Epoch:  1: loss: 0.809, accuracy: 0.777
Epoch:  2: loss: 0.344, accuracy: 0.932
Epoch:  3: loss: 0.277, accuracy: 0.949
Epoch:  4: loss: 0.233, accuracy: 0.961
Epoch:  5: loss: 0.204, accuracy: 0.968

In [19]:

# テストデータで精度を計算。
total_accuracy = 0.0
for i, (x, y) in enumerate(zip(test_images, test_labels)):
    total_accuracy += model.compute_accuracy(x.reshape(784), y)

print(f"Test accuracy: {total_accuracy / len(test_images)}")

Test accuracy: 0.9365

In [20]:

# 正解・不正解の画像を表示する。
num_rows = 5
num_cols = 3
num_images = num_rows * num_cols
random_indices = np.random.choice(len(test_images), num_images, replace=False)

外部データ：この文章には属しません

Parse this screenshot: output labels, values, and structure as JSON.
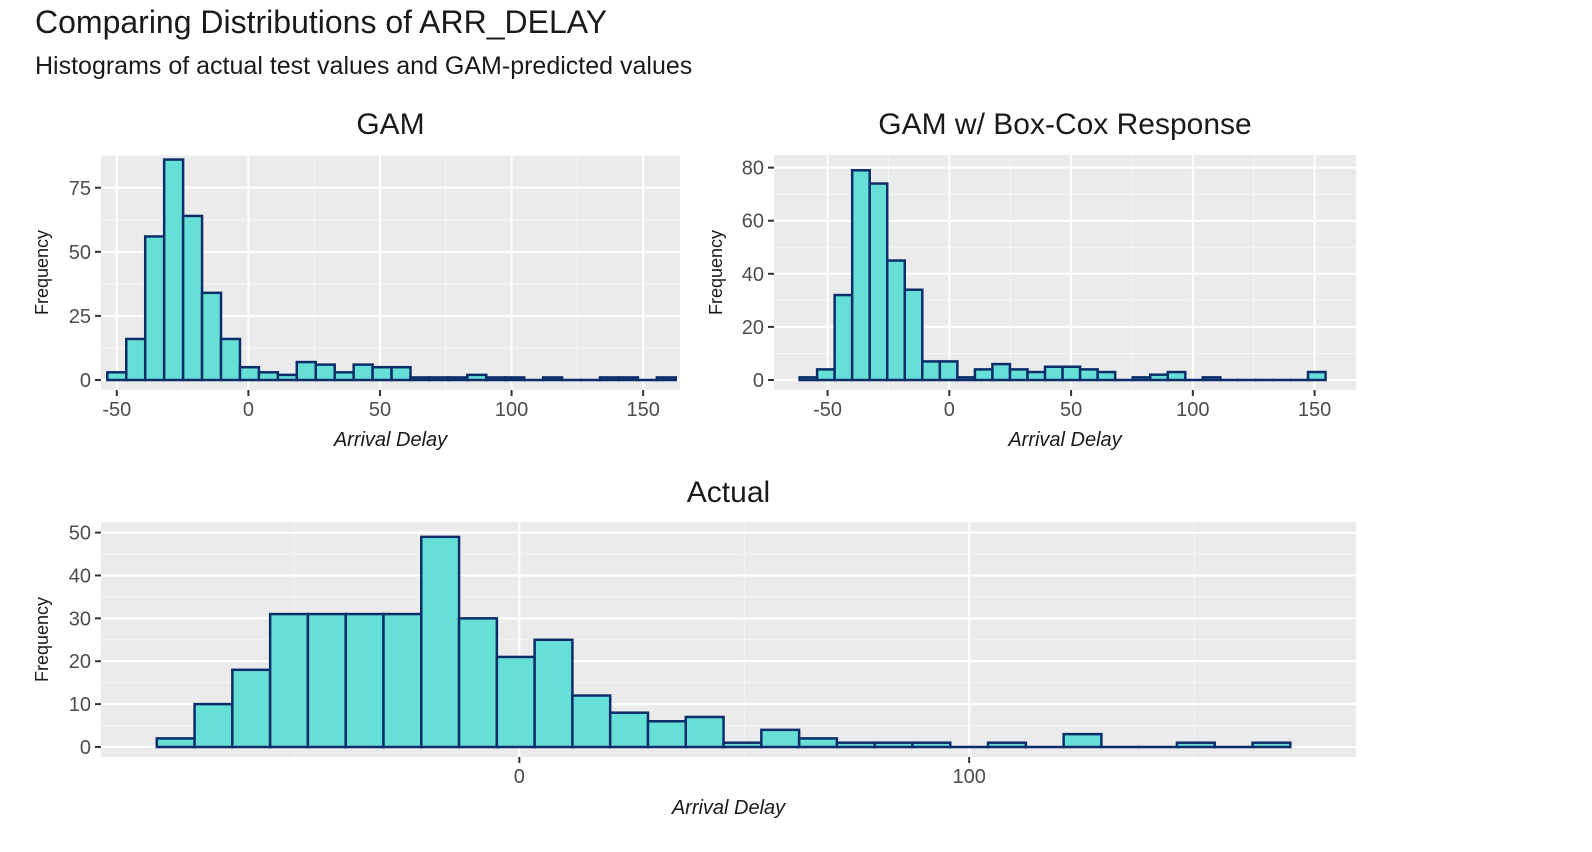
{
  "header": {
    "title": "Comparing Distributions of ARR_DELAY",
    "subtitle": "Histograms of actual test values and GAM-predicted values"
  },
  "colors": {
    "panel_bg": "#EBEBEB",
    "grid": "#FFFFFF",
    "bar_fill": "#66E0D6",
    "bar_stroke": "#0B2E6B"
  },
  "chart_data": [
    {
      "type": "bar",
      "title": "GAM",
      "xlabel": "Arrival Delay",
      "ylabel": "Frequency",
      "xlim": [
        -56,
        164
      ],
      "ylim": [
        0,
        87
      ],
      "xticks": [
        -50,
        0,
        50,
        100,
        150
      ],
      "yticks": [
        0,
        25,
        50,
        75
      ],
      "bin_width": 7.2,
      "bin_start": -53.6,
      "values": [
        3,
        16,
        56,
        86,
        64,
        34,
        16,
        5,
        3,
        2,
        7,
        6,
        3,
        6,
        5,
        5,
        1,
        1,
        1,
        2,
        1,
        1,
        0,
        1,
        0,
        0,
        1,
        1,
        0,
        1
      ]
    },
    {
      "type": "bar",
      "title": "GAM w/ Box-Cox Response",
      "xlabel": "Arrival Delay",
      "ylabel": "Frequency",
      "xlim": [
        -72,
        167
      ],
      "ylim": [
        0,
        84
      ],
      "xticks": [
        -50,
        0,
        50,
        100,
        150
      ],
      "yticks": [
        0,
        20,
        40,
        60,
        80
      ],
      "bin_width": 7.2,
      "bin_start": -61.5,
      "values": [
        1,
        4,
        32,
        79,
        74,
        45,
        34,
        7,
        7,
        1,
        4,
        6,
        4,
        3,
        5,
        5,
        4,
        3,
        0,
        1,
        2,
        3,
        0,
        1,
        0,
        0,
        0,
        0,
        0,
        3
      ]
    },
    {
      "type": "bar",
      "title": "Actual",
      "xlabel": "Arrival Delay",
      "ylabel": "Frequency",
      "xlim": [
        -93,
        186
      ],
      "ylim": [
        0,
        52
      ],
      "xticks": [
        0,
        100
      ],
      "yticks": [
        0,
        10,
        20,
        30,
        40,
        50
      ],
      "bin_width": 8.4,
      "bin_start": -80.6,
      "values": [
        2,
        10,
        18,
        31,
        31,
        31,
        31,
        49,
        30,
        21,
        25,
        12,
        8,
        6,
        7,
        1,
        4,
        2,
        1,
        1,
        1,
        0,
        1,
        0,
        3,
        0,
        0,
        1,
        0,
        1
      ]
    }
  ]
}
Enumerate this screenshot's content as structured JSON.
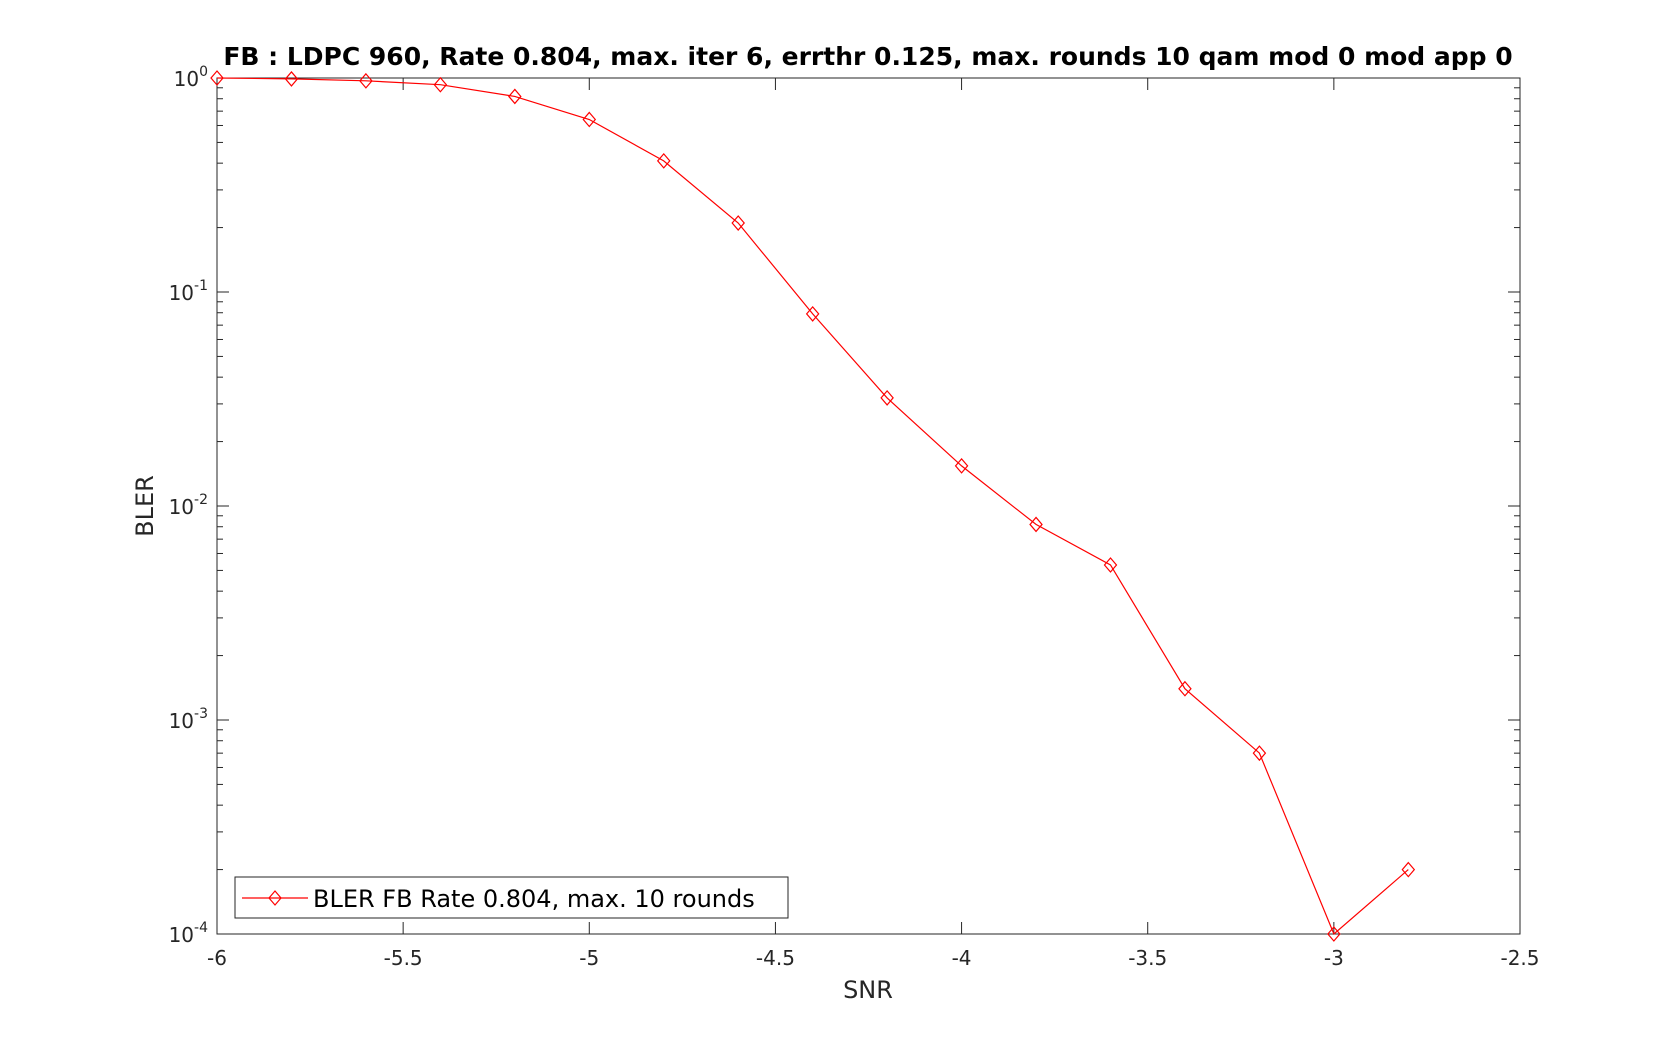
{
  "chart_data": {
    "type": "line",
    "title": "FB : LDPC 960, Rate 0.804, max. iter 6, errthr 0.125, max. rounds 10 qam mod 0 mod app 0",
    "xlabel": "SNR",
    "ylabel": "BLER",
    "xlim": [
      -6,
      -2.5
    ],
    "ylim": [
      0.0001,
      1
    ],
    "yscale": "log",
    "grid": false,
    "legend_position": "bottom-left",
    "x_ticks": [
      "-6",
      "-5.5",
      "-5",
      "-4.5",
      "-4",
      "-3.5",
      "-3",
      "-2.5"
    ],
    "y_ticks": [
      {
        "base": "10",
        "exp": "0"
      },
      {
        "base": "10",
        "exp": "-1"
      },
      {
        "base": "10",
        "exp": "-2"
      },
      {
        "base": "10",
        "exp": "-3"
      },
      {
        "base": "10",
        "exp": "-4"
      }
    ],
    "series": [
      {
        "name": "BLER FB Rate 0.804, max. 10 rounds",
        "color": "#ff0000",
        "marker": "diamond",
        "x": [
          -6.0,
          -5.8,
          -5.6,
          -5.4,
          -5.2,
          -5.0,
          -4.8,
          -4.6,
          -4.4,
          -4.2,
          -4.0,
          -3.8,
          -3.6,
          -3.4,
          -3.2,
          -3.0,
          -2.8
        ],
        "y": [
          1.0,
          0.99,
          0.97,
          0.93,
          0.82,
          0.64,
          0.41,
          0.21,
          0.079,
          0.032,
          0.0154,
          0.0082,
          0.0053,
          0.0014,
          0.0007,
          0.0001,
          0.0002
        ]
      }
    ]
  }
}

fig, axes = plt.subplots(num_rows, 2*num_cols, figsize=(2*2*num_cols, 2*num_rows))

for i, idx in enumerate(random_indices):
    # idx = i
    x = test_images[idx].reshape(784)
    _, _, a3 = model.forward_pass(x)
    plot_image(axes[i//num_cols, 2*(i%num_cols)], idx, a3, test_labels, test_images)
    plot_value_array(axes[i//num_cols, 2*(i%num_cols) + 1], idx, a3, test_labels)

バッチを使ってみる¶

In [21]:

class SimpleNeuralNetworkNumpyBatch:
    """
    NumPyを使ったニューラルネットワーク。
    複数のデータをまとめて処理できるように改良。
    """
    def __init__(self):
        self.parameters = self.initialize_parameters()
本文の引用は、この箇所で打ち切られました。